Voici le jour de la sépulture. C’est un vendredi de novembre de l’an 1292, si la chronique est exacte. Tous les chrétiens de l’endroit devraient accourir à l’église pour participer à la lugubre cérémonie. Nul ne se dérange. Ils n’ont pas aimé le prêtre vivant, ils ne s’occuperont pas du prêtre défunt. Les messes terminées le clergé part de la chapelle pour se rendre au cimetière. Derrière le corbillard, il n’y qu’une seule personne, une vieille dame qui, à travers les misères de l’existence, a conservé confiance envers Dieu et le respect envers ses ministres.

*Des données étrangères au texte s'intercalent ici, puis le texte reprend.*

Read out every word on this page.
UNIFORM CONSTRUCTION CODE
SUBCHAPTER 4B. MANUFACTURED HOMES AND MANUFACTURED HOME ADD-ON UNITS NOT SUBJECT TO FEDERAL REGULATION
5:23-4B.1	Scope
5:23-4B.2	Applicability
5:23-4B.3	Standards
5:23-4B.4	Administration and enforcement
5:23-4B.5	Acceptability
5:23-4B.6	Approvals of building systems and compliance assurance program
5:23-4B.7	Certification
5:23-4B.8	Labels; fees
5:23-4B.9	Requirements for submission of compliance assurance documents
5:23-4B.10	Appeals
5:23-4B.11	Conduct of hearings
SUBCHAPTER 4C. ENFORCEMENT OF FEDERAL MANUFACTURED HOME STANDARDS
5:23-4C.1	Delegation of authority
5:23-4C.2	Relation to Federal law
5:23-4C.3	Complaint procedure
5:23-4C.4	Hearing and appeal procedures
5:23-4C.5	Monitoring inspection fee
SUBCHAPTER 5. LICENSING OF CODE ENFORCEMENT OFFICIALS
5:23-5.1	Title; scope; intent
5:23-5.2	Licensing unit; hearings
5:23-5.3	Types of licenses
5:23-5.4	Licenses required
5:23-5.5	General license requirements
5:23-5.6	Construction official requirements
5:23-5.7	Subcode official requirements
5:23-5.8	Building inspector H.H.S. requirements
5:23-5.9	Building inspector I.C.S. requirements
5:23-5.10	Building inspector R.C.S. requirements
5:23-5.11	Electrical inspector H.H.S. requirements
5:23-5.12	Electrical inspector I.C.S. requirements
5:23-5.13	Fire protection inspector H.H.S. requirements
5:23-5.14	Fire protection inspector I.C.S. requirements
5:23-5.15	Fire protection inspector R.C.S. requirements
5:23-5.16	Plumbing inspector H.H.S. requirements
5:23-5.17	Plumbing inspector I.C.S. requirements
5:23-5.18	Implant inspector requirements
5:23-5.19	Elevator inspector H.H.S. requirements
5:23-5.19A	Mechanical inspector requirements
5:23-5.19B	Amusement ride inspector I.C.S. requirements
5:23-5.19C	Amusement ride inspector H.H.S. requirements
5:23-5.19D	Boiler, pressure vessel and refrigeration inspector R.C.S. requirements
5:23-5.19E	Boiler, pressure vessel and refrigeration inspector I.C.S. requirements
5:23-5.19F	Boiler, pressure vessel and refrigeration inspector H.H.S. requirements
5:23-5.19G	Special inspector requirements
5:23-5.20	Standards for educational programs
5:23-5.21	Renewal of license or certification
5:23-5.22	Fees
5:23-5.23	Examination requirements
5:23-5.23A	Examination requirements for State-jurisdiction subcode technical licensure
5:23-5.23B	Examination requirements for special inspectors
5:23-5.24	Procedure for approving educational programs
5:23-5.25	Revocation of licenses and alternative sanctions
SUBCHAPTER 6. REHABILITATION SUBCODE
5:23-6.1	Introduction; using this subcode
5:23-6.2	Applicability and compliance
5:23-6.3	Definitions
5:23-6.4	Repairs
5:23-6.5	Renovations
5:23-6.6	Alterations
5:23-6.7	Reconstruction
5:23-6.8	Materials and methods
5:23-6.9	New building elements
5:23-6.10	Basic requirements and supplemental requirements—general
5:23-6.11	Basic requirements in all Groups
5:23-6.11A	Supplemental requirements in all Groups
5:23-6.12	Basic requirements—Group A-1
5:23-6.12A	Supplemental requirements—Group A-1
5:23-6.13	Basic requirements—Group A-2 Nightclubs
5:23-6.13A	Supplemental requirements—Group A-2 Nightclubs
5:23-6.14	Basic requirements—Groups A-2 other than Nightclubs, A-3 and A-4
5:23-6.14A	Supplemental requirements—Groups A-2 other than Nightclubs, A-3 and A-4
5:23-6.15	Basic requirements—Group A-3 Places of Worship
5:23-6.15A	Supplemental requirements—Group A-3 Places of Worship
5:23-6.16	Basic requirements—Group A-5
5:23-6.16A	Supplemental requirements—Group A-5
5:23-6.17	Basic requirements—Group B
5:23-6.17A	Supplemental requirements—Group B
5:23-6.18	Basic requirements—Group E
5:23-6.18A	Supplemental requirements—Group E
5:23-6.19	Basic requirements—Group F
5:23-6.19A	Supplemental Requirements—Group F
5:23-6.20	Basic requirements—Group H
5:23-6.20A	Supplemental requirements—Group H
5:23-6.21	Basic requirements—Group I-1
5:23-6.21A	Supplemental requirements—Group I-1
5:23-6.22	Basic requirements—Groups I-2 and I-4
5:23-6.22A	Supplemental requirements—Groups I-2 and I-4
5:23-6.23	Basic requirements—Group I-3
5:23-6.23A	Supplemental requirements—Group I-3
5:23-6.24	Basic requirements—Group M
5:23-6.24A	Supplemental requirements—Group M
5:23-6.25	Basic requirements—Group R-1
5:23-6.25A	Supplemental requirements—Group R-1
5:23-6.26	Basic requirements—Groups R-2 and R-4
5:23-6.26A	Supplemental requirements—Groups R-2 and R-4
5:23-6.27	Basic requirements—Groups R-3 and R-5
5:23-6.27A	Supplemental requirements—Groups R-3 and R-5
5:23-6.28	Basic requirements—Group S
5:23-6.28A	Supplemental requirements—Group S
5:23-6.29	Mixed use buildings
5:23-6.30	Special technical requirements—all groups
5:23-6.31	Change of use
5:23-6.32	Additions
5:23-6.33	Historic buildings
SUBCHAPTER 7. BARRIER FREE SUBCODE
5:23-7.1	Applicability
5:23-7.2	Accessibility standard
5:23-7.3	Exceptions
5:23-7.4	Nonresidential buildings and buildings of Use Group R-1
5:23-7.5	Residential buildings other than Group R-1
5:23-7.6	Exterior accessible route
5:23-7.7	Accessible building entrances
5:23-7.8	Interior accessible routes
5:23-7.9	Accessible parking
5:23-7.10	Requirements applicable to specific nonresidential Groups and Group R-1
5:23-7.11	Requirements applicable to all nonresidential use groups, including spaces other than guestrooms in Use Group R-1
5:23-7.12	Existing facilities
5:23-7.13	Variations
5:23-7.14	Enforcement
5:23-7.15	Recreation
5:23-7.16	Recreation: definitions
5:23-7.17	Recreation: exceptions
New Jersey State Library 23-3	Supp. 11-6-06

Seule, au nom de la localité coupable, elle prie, elle pleure, elle redoute l’avenir.

Cependant, à mesure que se poursuivirent les rites sacrés, un étrange phénomène s’accomplit. Des nuages accourent du fond de l’horizon, ils recouvrent la montagne, ils la dérobent à tout regard ; les ténèbres augmentent...

Soudain, à l’instant même où, le corps étant déposé dans la fosse, les prêtres entonnaient les De profundis : Du fond de l’abîme j’ai crié vers vous ! Soudain la catastrophe éclate.

O jour plein d’horreurs ! Nulle clameur ne retentit : seul un silence de mort répondit à ce coup de la vengeance divine. En une minute, chaque maison est devenue une tombe, chaque chambre est devenue un cercueil. Le village entier est comme transformé en cimetière, parce qu’on n’a pas voulu accompagner le bon prêtre au champ de repos !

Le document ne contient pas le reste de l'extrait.